I've been thinking about bliss for a long while now.  What it is, how it lives in us, and what is drives us to do.  


When I graduated in May, John Gulley, our faculty speaker, spoke a lot about following our bliss.  As theatre majors, our bliss lead us to that moment.  Theatre--art--brought us together.  And that moment, together, was really special.  


Since then, I've been thinking a lot about my bliss.  And here's what I've come to find--


My bliss lives in a lot of different places.  


It lives in art--expression--creativity.  But it also lives in my current job--loving where  I am and working towards more.  It lives in Sam.  It lives in marriage and family.  It lives in traveling.  It lives in job security, a home to call my own, and putting food on the table.  


And that's only the beginning.  


I think sometimes we get scared.  I know I do.  I'm a planner, and so when my heart starts to pull in a direction that I wasn't planning, I get scared.  This last year has been a test in that.  But, what I've learned is that I don't have to give up one thing to welcome another.  


Balance.


I think that we have to listen to what we want, which sounds easy, but the practice of it is sometimes difficult.  We want to make ourselves happy, but not disappoint the people around us.  Here's the truth: true family/friends/allies/mentors will support you no matter what.  Sometimes we have to run hard in the wrong direction to get back on the right path.  

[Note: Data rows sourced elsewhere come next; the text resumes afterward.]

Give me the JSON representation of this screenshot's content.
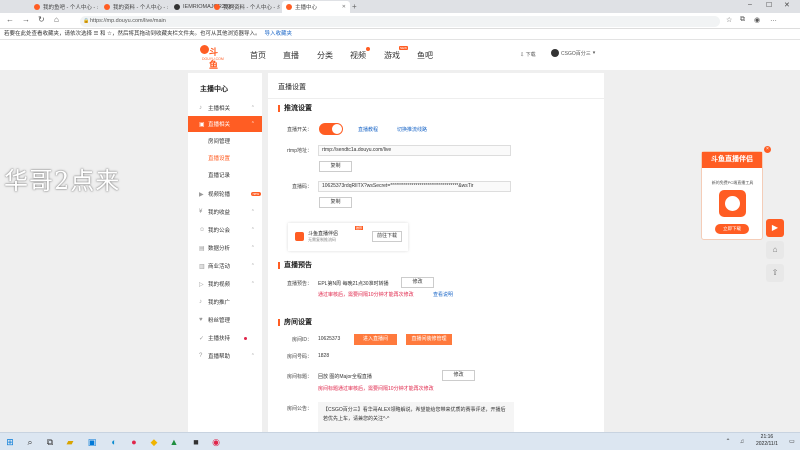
{
  "browser": {
    "tabs": [
      {
        "title": "我的鱼吧 - 个人中心 - 斗鱼",
        "active": false,
        "color": "#ff5d23"
      },
      {
        "title": "我的资料 - 个人中心 - 斗鱼",
        "active": false,
        "color": "#ff5d23"
      },
      {
        "title": "IEMRIOMAJOR2022",
        "active": false,
        "color": "#333333"
      },
      {
        "title": "我的资料 - 个人中心 - 斗鱼",
        "active": false,
        "color": "#ff5d23"
      },
      {
        "title": "主播中心",
        "active": true,
        "color": "#ff5d23"
      }
    ],
    "url": "https://mp.douyu.com/live/main",
    "bookmark_notice": "若要在此处查看收藏夹，请依次选择 ☰ 和 ☆，然后将其拖动到收藏夹栏文件夹。也可从其他浏览器导入。",
    "bookmark_import": "导入收藏夹"
  },
  "site": {
    "logo_text": "斗鱼",
    "logo_sub": "DOUYU.COM",
    "nav": [
      {
        "label": "首页"
      },
      {
        "label": "直播"
      },
      {
        "label": "分类"
      },
      {
        "label": "视频"
      },
      {
        "label": "游戏",
        "badge": "NEW"
      },
      {
        "label": "鱼吧"
      }
    ],
    "download": "下载",
    "username": "CSGO百分三"
  },
  "sidebar": {
    "title": "主播中心",
    "items": [
      {
        "label": "主播相关",
        "icon": "mic-icon"
      },
      {
        "label": "直播相关",
        "icon": "tv-icon",
        "active": true
      },
      {
        "label": "房间管理",
        "sub": true
      },
      {
        "label": "直播设置",
        "sub": true,
        "selected": true
      },
      {
        "label": "直播记录",
        "sub": true
      },
      {
        "label": "视频轮播",
        "icon": "video-icon",
        "badge": "new"
      },
      {
        "label": "我的收益",
        "icon": "wallet-icon"
      },
      {
        "label": "我的公会",
        "icon": "group-icon"
      },
      {
        "label": "数据分析",
        "icon": "chart-icon"
      },
      {
        "label": "商业活动",
        "icon": "briefcase-icon"
      },
      {
        "label": "我的视频",
        "icon": "play-icon"
      },
      {
        "label": "我的推广",
        "icon": "mic-icon"
      },
      {
        "label": "粉丝管理",
        "icon": "fan-icon"
      },
      {
        "label": "主播扶持",
        "icon": "thumb-icon"
      },
      {
        "label": "直播帮助",
        "icon": "help-icon"
      }
    ]
  },
  "main": {
    "page_title": "直播设置",
    "stream": {
      "section": "推流设置",
      "switch_label": "直播开关：",
      "switch_on": true,
      "link1": "直播教程",
      "link2": "切换推流线路",
      "rtmp_label": "rtmp地址：",
      "rtmp_value": "rtmp://sendtc1a.douyu.com/live",
      "copy": "复制",
      "code_label": "直播码：",
      "code_value": "10625373rdqRlITX?wsSecret=***********************************&wsTir",
      "companion_title": "斗鱼直播伴侣",
      "companion_sub": "无需复制推流码",
      "companion_badge": "推荐",
      "companion_btn": "前往下载"
    },
    "notice": {
      "section": "直播预告",
      "label": "直播预告：",
      "value": "EPL第N周 每晚21点30准时转播",
      "edit": "修改",
      "warn": "通过审核后，需要间隔10分钟才能再次修改",
      "history": "查看说明"
    },
    "room": {
      "section": "房间设置",
      "id_label": "房间ID：",
      "id_value": "10625373",
      "btn_enter": "进入直播间",
      "btn_manage": "直播间装修管理",
      "num_label": "房间号码：",
      "num_value": "1828",
      "title_label": "房间标题：",
      "title_value": "回放 图的Major全程直播",
      "title_edit": "修改",
      "title_warn": "房间标题通过审核后，需要间隔10分钟才能再次修改",
      "bulletin_label": "房间公告：",
      "bulletin_value": "【CSGO百分三】看华哥ALEX领略解说，希望能给您带来优质的赛事评述，开播后若优先上车，请兼您的关注^-^"
    }
  },
  "ad": {
    "title": "斗鱼直播伴侣",
    "desc": "新的免费PC端直播工具",
    "button": "立即下载"
  },
  "watermark": "华哥2点来",
  "clock": {
    "time": "21:16",
    "date": "2022/11/1"
  }
}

I think we are spending too much time worrying about what's to come instead of living in the now.  After all, we can't control our destiny.  To be selfish and talk about myself--I'm working on co-producing a show right now.  It's a crazy awesome experience, but sometimes I let it overrun me.  The big picture (which is supremely exciting) starts to block what is needed in the now.  Small steps lead to creation.  When I feel overwhelmed I find myself fearful that the challenge is too great--but then I am reminded of small steps.   


I don't think we will ever really find our bliss, and I think that makes us really lucky.  Things change and shit happens--it knocks around what we want and what we need.  All we can do is hold on and trust in our gut.  


So here's to you and your bliss--listen hard--what do you really want? 



‎"We are all in the gutter, but some of us are looking at the stars."